Approximate Bayesian model inversion for PDEs with heterogeneous and state-dependent coefficients

We present two approximate Bayesian inference methods for parameter estimation in partial differential equation (PDE) models with space-dependent and state-dependent parameters. We demonstrate that these methods provide accurate and cost-effective alternatives to Markov Chain Monte Carlo simulation. We assume a parameterized Gaussian prior on the unknown functions, and approximate the posterior density by a parameterized multivariate Gaussian density. The parameters of the prior and posterior are estimated from sparse observations of the PDE model's states and the unknown functions themselves by maximizing the evidence lower bound (ELBO), a lower bound on the log marginal likelihood of the observations. The first method, Laplace-EM, employs the expectation maximization algorithm to maximize the ELBO, with a Laplace approximation of the posterior on the E-step, and minimization of a Kullback-Leibler divergence on the M-step.
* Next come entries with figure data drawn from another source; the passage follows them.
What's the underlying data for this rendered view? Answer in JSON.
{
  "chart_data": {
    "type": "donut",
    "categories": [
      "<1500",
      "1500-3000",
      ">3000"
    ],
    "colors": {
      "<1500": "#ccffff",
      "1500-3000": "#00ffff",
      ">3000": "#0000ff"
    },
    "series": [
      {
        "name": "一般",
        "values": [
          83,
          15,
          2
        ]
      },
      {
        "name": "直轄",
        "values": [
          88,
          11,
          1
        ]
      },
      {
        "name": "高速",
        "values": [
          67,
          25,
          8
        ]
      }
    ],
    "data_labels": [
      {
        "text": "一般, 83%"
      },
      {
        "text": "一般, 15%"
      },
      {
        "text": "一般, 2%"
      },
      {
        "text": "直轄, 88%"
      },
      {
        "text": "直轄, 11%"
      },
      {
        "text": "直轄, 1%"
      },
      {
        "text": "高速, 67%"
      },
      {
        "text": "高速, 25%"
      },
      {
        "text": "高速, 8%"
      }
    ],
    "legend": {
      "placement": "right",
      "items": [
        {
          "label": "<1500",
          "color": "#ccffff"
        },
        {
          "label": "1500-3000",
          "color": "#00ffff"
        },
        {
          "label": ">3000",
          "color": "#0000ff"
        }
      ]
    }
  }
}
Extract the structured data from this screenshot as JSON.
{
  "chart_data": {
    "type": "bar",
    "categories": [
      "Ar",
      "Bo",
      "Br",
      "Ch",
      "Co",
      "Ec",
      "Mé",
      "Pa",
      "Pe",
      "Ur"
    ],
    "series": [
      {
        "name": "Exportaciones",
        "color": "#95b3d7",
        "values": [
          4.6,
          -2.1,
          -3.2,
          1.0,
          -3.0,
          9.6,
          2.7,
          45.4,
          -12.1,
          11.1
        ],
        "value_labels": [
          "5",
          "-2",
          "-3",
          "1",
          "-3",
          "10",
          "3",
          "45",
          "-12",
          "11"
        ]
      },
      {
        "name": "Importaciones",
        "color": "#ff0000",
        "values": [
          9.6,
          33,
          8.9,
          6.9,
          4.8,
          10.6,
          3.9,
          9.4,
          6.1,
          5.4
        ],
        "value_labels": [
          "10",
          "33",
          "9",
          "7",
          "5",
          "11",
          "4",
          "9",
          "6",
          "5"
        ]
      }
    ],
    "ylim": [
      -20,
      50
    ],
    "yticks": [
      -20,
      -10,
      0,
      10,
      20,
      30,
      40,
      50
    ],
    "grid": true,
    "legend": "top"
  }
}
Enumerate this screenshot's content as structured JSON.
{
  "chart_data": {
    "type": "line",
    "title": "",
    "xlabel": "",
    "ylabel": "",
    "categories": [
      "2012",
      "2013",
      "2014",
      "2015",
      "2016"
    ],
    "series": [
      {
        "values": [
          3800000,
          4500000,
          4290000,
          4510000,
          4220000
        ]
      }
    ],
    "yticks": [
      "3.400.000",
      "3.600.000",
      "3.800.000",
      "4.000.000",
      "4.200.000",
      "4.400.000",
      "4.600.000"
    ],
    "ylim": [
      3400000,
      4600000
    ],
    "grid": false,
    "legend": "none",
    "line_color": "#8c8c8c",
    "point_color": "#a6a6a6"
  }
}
The second method, DSVI-EB, employs the doubly stochastic variational inference (DSVI) algorithm, in which the ELBO is maximized via gradient-based stochastic optimization, with noisy gradients computed via simple Monte Carlo sampling and Gaussian backpropagation. We apply these methods to identifying diffusion coefficients in linear and nonlinear diffusion equations, and we find that both methods provide accurate estimates of posterior densities and the hyperparameters of Gaussian priors. While the Laplace-EM method is more accurate, it requires computing Hessians of the physics model. The DSVI-EB method is found to be less accurate but only requires gradients of the physics model.